Print a response matching the challenge to stdout and exit with code 0
In case a matching response can not be given do exit with code 2
Below is a simple example of an MFA authenticator implemented in Python3:
#!/usr/bin/env python3
import sys
import base64
# This is an example on how to implement an external multi factor authentication handler
# that will be called by the NED upon a ssh 'keyboard-interactive' authentication
# The handler is reading a line from stdin with the following expected format:
# [<device name>;<user>;<password>;<opaque>;<ssh server name>;<ssh server instruction>;<ssh server prompt>;]
# All elements are base64 encoded.
def decode(arg):
return str(base64.b64decode(arg))[2:-1]
if __name__ == '__main__':
query_challenges = {
"admin@localhost's password: ":'admin',
'Enter SMS passcode:':'secretSMScode',
'Press secret key: ':'2'
}
# read line from stdin and trim brackets
line = sys.stdin.readline().strip()[1:-1]
args = line.split(';')
prompt = decode(args[6])
if prompt in query_challenges.keys():
print(query_challenges[prompt])
exit(0)
else:
exit(2)
Configure the authentication group used by the device instance to enable MFA. There
are two configurables available:
executable The path to the external multi factor authentication executable (mandatory).

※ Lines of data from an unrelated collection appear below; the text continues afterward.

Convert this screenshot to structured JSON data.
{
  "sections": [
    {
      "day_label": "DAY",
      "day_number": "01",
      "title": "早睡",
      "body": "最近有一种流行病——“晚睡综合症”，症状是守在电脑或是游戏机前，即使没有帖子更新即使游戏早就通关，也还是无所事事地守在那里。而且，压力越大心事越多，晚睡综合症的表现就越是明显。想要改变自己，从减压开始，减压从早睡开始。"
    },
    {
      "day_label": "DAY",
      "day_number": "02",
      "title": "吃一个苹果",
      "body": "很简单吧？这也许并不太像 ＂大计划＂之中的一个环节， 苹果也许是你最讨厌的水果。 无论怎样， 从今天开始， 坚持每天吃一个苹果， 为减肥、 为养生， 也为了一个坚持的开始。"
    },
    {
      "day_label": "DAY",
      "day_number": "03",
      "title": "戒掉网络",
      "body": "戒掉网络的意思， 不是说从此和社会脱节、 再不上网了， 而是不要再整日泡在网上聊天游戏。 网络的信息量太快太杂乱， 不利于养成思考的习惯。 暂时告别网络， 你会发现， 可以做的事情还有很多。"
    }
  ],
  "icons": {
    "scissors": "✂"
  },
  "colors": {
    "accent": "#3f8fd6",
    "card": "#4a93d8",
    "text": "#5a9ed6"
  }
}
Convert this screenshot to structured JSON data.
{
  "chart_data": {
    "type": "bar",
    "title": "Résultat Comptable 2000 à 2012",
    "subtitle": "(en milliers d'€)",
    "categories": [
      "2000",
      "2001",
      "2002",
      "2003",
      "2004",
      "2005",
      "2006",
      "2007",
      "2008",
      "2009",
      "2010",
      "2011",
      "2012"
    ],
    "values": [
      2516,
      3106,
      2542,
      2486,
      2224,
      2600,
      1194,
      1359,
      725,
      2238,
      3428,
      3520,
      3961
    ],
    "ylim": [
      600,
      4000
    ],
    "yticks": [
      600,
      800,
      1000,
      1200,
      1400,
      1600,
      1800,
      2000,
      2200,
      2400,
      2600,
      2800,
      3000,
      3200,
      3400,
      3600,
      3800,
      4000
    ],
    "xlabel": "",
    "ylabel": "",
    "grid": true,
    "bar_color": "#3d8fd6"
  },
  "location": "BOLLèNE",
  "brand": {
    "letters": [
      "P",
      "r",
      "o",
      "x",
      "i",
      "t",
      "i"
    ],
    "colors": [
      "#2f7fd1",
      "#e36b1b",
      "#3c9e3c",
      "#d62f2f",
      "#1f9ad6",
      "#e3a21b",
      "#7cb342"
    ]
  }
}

opaque Opaque data that will passed as a cookie element to the executable (optional).
> ncs_cli -C -u admin
admin@ncs# config
Entering configuration mode terminal
admin@ncs(config)# devices authgroups group <name> default-map mfa executable <path to the executable>
admin@ncs(config)# devices authgroups group <name> default-map mfa opaque <some opaque data>
admin@ncs(config)# commit
Try connecting to the device.
10.1 Trouble shooting
In case of connection problems the following steps can help for debugging:
Verify that the ssh client is using the external authenticator executable:
using ssh external mfa executable: <configured path to executable>
Verify that the executable is called with the challenges presented by the ssh server:
calling external mfa executable with ssh server given name: '<name>', instruction: '<instruction>', prompt '<challenge>'
Check for any errors reported by the NED when calling the executable
ERROR: external mfa executable failed <....>
11. Run arbitrary commands on device
Some commands that are available to a user logged in to an interactive CLI
session on the device might not be available through NETCONF. For situations
like this the NED provides the feature to run arbitrary commands on the device.
The NED feature to execute commands is connected in NSO to a live-status action
called 'exec any'.
The NED does by default use the 'md-cli-raw-command' feature to tunnel commands
to the device. This feature is supported by all newer versions of Nokia SROS.
It is also possible to configure the NED to use an interactive SSH login to
the device. This extra SSH session is then handled internally in the NED.
This option works also with older versions of SROS.
There are some ned-settings to control the behaviour of this feature, see the
section 'ned-settings nokia-sros_nc live-status exec-any-mode and cli' in
README-ned-settings.md for details on this.
admin@ncs# devices device dev-1 live-status exec any admin display-config
Note that when using ncs_cli, the command-line given might need to be quoted
if it contains characters that are interpreted by the ncs_cli itself.